Most case reports of neurohypophyseal DI have shown an abnormal pituitary gland on MRI and abnormal hypothalamic pituitary function. However, there is a case report describing similar findings to our case, ie normal pituitary gland on imaging and normal hypothalamic-pituitary axis function.^6,7

The anticonvulsive medication sodium valproate has been linked to causing hyponatraemia, attributed to increased ADH production in an adult case report.⁸ It is worth mentioning that our case was commenced on sodium valproate due to recurrent seizures, despite the use of levetiracetam. It was noted that the weaning of desmopressin since the commencement of sodium valproate was rapid. The raises the possibility that sodium valproate used in the index case could have stimulated the production of ADH. There have also been reports of hyponatraemia and/or syndrome of inappropriate secretion of ADH (SIADH) in association with sodium valproate.^9-11

The index case continues to be on sodium valproate and remains off desmopressin with no symptoms of DI. Once sodium valproate is stopped, desmopressin reuse will help to establish the diagnosis of non-transient DI. A genetic test may help to differentiate the aetiology of DI in our index case and establish whether it was secondary to HIE versus familial.

Conclusion

The quick weaning of desmopressin since the commencement of sodium valproate in our case, suggests that sodium valproate may have contributed to the improvement in DI symptoms. We propose that sodium valproate can help in the treatment of DI by increasing the production of ADH. Clinicians using sodium valproate for the management of seizures in neonates with concurrent DI need to bear in mind this potential side effect of sodium valproate.

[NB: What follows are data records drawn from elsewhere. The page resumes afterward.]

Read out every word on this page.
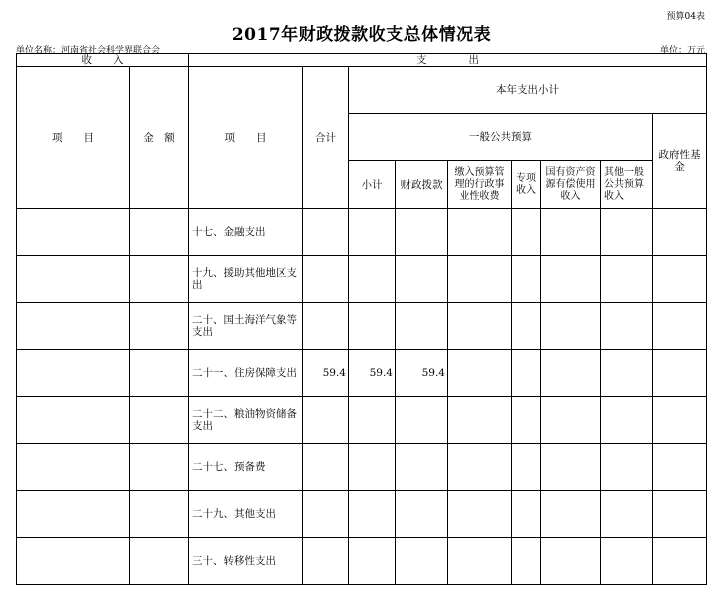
预算04表
2017年财政拨款收支总体情况表
单位名称：河南省社会科学界联合会	单位：万元
收　　入		支　　　　出								
项　　目	金　额	项　　目	合计	本年支出小计						
				一般公共预算						政府性基金
				小计	财政拨款	缴入预算管理的行政事业性收费	专项收入	国有资产资源有偿使用收入	其他一般公共预算收入	
		十七、金融支出								
		十九、援助其他地区支出								
		二十、国土海洋气象等支出								
		二十一、住房保障支出	59.4	59.4	59.4					
		二十二、粮油物资储备支出								
		二十七、预备费								
		二十九、其他支出								
		三十、转移性支出								
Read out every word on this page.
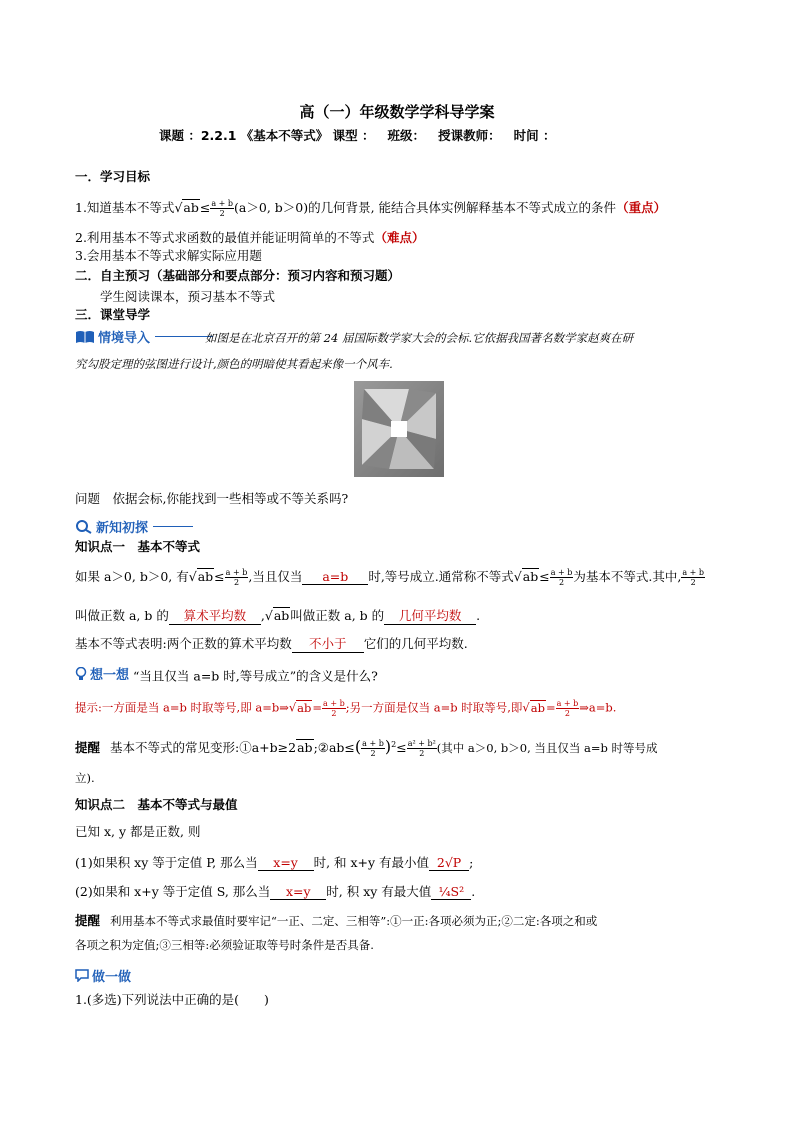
高（一）年级数学学科导学案
课题 ：2.2.1 《基本不等式》 课型 ：   班级：   授课教师：   时间 ：
一．学习目标
1.知道基本不等式$√ab\le \frac{a + b}{2} (a>0$, b＞0)的几何背景, 能结合具体实例解释基本不等式成立的条件（重点）
2.利用基本不等式求函数的最值并能证明简单的不等式（难点）
3.会用基本不等式求解实际应用题
二．自主预习（基础部分和要点部分：预习内容和预习题）
学生阅读课本，预习基本不等式
三．课堂导学
情境导入	如图是在北京召开的第 24 届国际数学家大会的会标.它依据我国著名数学家赵爽在研
究勾股定理的弦图进行设计,颜色的明暗使其看起来像一个风车.
问题　依据会标,你能找到一些相等或不等关系吗?
新知初探
知识点一　基本不等式
如果 a＞0, b＞0, 有$√ab\le \frac{a + b}{2}$ ,当且仅当 a=b 时,等号成立.通常称不等式$√ab\le \frac{a + b}{2}$ 为基本不等式.其中, $\frac{a + b}{2}$
叫做正数 a, b 的 算术平均数 ,√ab叫做正数 a, b 的 几何平均数 .
基本不等式表明:两个正数的算术平均数 不小于 它们的几何平均数.
想一想 “当且仅当 a=b 时,等号成立”的含义是什么?
提示:一方面是当 a=b 时取等号,即 a=b⇒√ab= $\frac{a + b}{2}$ ;另一方面是仅当 a=b 时取等号,即$√ab= \frac{a + b}{2}$ ⇒a=b.
提醒 基本不等式的常见变形:①a+b≥2ab;②ab≤( $\frac{a + b}{2} )^2\le \frac{\text{a² + b²}}{2}$ (其中 a＞0, b＞0, 当且仅当 a=b 时等号成
立).
知识点二　基本不等式与最值
已知 x, y 都是正数, 则
(1)如果积 xy 等于定值 P, 那么当 x=y 时, 和 x+y 有最小值 2√P ;
(2)如果和 x+y 等于定值 S, 那么当 x=y 时, 积 xy 有最大值 ¼S² .
提醒 利用基本不等式求最值时要牢记“一正、二定、三相等”:①一正:各项必须为正;②二定:各项之和或
各项之积为定值;③三相等:必须验证取等号时条件是否具备.
做一做
1.(多选)下列说法中正确的是(　　)
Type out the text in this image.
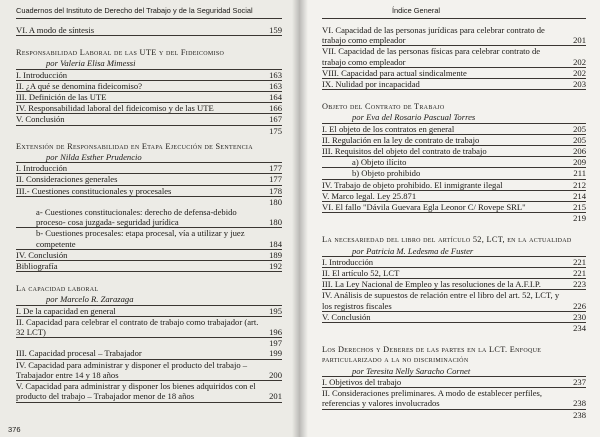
Cuadernos del Instituto de Derecho del Trabajo y de la Seguridad Social
VI. A modo de síntesis	159
Responsabilidad Laboral de las UTE y del Fideicomiso
por Valeria Elisa Mimessi
I. Introducción	163
II. ¿A qué se denomina fideicomiso?	163
III. Definición de las UTE	164
IV. Responsabilidad laboral del fideicomiso y de las UTE	166
V. Conclusión	167
175
Extensión de Responsabilidad en Etapa Ejecución de Sentencia
por Nilda Esther Prudencio
I. Introducción	177
II. Consideraciones generales	177
III.- Cuestiones constitucionales y procesales	178
180
a- Cuestiones constitucionales: derecho de defensa-debido proceso- cosa juzgada- seguridad jurídica	180
b- Cuestiones procesales: etapa procesal, vía a utilizar y juez competente	184
IV. Conclusión	189
Bibliografía	192
La capacidad laboral
por Marcelo R. Zarazaga
I. De la capacidad en general	195
II. Capacidad para celebrar el contrato de trabajo como trabajador (art. 32 LCT)	196
197
III. Capacidad procesal – Trabajador	199
IV. Capacidad para administrar y disponer el producto del trabajo – Trabajador entre 14 y 18 años	200
V. Capacidad para administrar y disponer los bienes adquiridos con el producto del trabajo – Trabajador menor de 18 años	201
376
Índice General
VI. Capacidad de las personas jurídicas para celebrar contrato de trabajo como empleador	201
VII. Capacidad de las personas físicas para celebrar contrato de trabajo como empleador	202
VIII. Capacidad para actual sindicalmente	202
IX. Nulidad por incapacidad	203
Objeto del Contrato de Trabajo
por Eva del Rosario Pascual Torres
I. El objeto de los contratos en general	205
II. Regulación en la ley de contrato de trabajo	205
III. Requisitos del objeto del contrato de trabajo	206
a) Objeto ilícito	209
b) Objeto prohibido	211
IV. Trabajo de objeto prohibido. El inmigrante ilegal	212
V. Marco legal. Ley 25.871	214
VI. El fallo "Dávila Guevara Egla Leonor C/ Rovepe SRL"	215
219
La necesariedad del libro del artículo 52, LCT, en la actualidad
por Patricia M. Ledesma de Fuster
I. Introducción	221
II. El artículo 52, LCT	221
III. La Ley Nacional de Empleo y las resoluciones de la A.F.I.P.	223
IV. Análisis de supuestos de relación entre el libro del art. 52, LCT, y los registros fiscales	226
V. Conclusión	230
234
Los Derechos y Deberes de las partes en la LCT. Enfoque particularizado a la no discriminación
por Teresita Nelly Saracho Cornet
I. Objetivos del trabajo	237
II. Consideraciones preliminares. A modo de establecer perfiles, referencias y valores involucrados	238
238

The differential diagnosis of familiar neurohypophyseal DI cannot be ignored in our index case because of the strong family history of DI. The review of investigations (eg serum osmolality paired with urine osmolality, urine output, serum sodium, blood glucose, cortisol, thyroid stimulating hormone, adrenocorticotrophic hormone) along with detailed reporting of brain MRIs (including commenting on the pituitary gland) usually help in establishing a diagnosis of DI.

Parental consent

The authors are grateful to the parents for consenting to the writing of this case report.